A Survey on Multi-Label Feature Selection from Perspectives of Label Fusion.
Wenbin Qian,Jintao Huang,Fankang Xu,Wenhao Shu,Weiping Ding
DOI: https://doi.org/10.1016/j.inffus.2023.101948
IF: 18.6
2023-01-01
Information Fusion
Abstract:With the rapid advancement of big data technology, high-dimensional datasets comprising multi-label data have become prevalent in various fields. However, these datasets often contain more relevant and redundant features, which can adversely affect the performance of machine learning algorithms. Multi-label feature selection (MLFS) has emerged as a crucial pre-processing step in multi-label learning to address this issue. This survey provides an overview of multi-label learning and its algorithms, including problem transformation and algorithm adaptation. We also introduced three traditional strategies for MLFS: filter, wrapper, and embedded-based methods. Furthermore, we categorize existing research on multi-label feature selection into six aspects based on label fusion: label transformation-based (Binary Relevance-based and Label Powerset-based), label correlation-based (second and high-order, high and hybrid order), label specific-based, semi-supervised -learning-based, missing and noisy labels-based, and label enhancement-based approaches. We provide a detailed introduction to each method's common approaches and theories. Additionally, we conduct experimental comparisons on practical multi-label learning datasets to evaluate the advantages and disadvantages of different algorithms.

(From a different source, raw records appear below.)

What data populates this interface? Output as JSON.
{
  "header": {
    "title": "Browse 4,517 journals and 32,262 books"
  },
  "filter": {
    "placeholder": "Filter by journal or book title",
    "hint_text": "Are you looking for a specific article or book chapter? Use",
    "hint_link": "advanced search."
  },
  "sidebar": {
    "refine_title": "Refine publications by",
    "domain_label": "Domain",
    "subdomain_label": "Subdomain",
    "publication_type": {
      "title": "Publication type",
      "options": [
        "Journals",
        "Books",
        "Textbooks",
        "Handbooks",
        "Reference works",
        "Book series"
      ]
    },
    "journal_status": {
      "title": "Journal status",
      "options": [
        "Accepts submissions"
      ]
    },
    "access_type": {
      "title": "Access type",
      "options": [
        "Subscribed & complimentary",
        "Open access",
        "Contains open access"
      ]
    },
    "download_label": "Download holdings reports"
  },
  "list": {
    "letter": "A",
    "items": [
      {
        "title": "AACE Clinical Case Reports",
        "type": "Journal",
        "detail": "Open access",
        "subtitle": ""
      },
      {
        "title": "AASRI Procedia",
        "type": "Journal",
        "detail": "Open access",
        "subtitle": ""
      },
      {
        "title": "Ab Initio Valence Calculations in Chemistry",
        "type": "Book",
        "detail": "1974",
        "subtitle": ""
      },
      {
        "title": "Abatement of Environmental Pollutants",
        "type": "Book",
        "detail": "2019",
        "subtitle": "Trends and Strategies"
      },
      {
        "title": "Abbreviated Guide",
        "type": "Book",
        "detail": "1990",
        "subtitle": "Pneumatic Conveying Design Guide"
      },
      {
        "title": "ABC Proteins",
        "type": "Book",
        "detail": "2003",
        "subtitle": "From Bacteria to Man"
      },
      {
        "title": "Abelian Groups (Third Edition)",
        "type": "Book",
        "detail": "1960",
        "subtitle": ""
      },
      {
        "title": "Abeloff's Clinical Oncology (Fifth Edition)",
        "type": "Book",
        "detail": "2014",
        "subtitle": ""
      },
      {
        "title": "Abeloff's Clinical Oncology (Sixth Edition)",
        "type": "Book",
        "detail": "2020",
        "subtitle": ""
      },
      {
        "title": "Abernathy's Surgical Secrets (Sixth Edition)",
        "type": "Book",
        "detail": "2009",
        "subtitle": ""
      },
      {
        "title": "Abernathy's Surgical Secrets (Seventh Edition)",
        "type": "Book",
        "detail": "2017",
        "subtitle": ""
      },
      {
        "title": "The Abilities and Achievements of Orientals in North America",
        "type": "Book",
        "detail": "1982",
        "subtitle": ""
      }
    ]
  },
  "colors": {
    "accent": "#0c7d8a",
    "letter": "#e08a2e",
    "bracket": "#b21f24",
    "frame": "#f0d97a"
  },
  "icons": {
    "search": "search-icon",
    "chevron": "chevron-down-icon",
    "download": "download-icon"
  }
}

We discuss the application of multi-label feature selection in various domains, such as data mining, computer vision, natural language processing, and bio-informatics. Finally, we outline potential future research directions in multi-label feature selection, including MLFS with online learning, active learning, label distribution learning, partial label learning, granular computing, and class-imbalanced learning.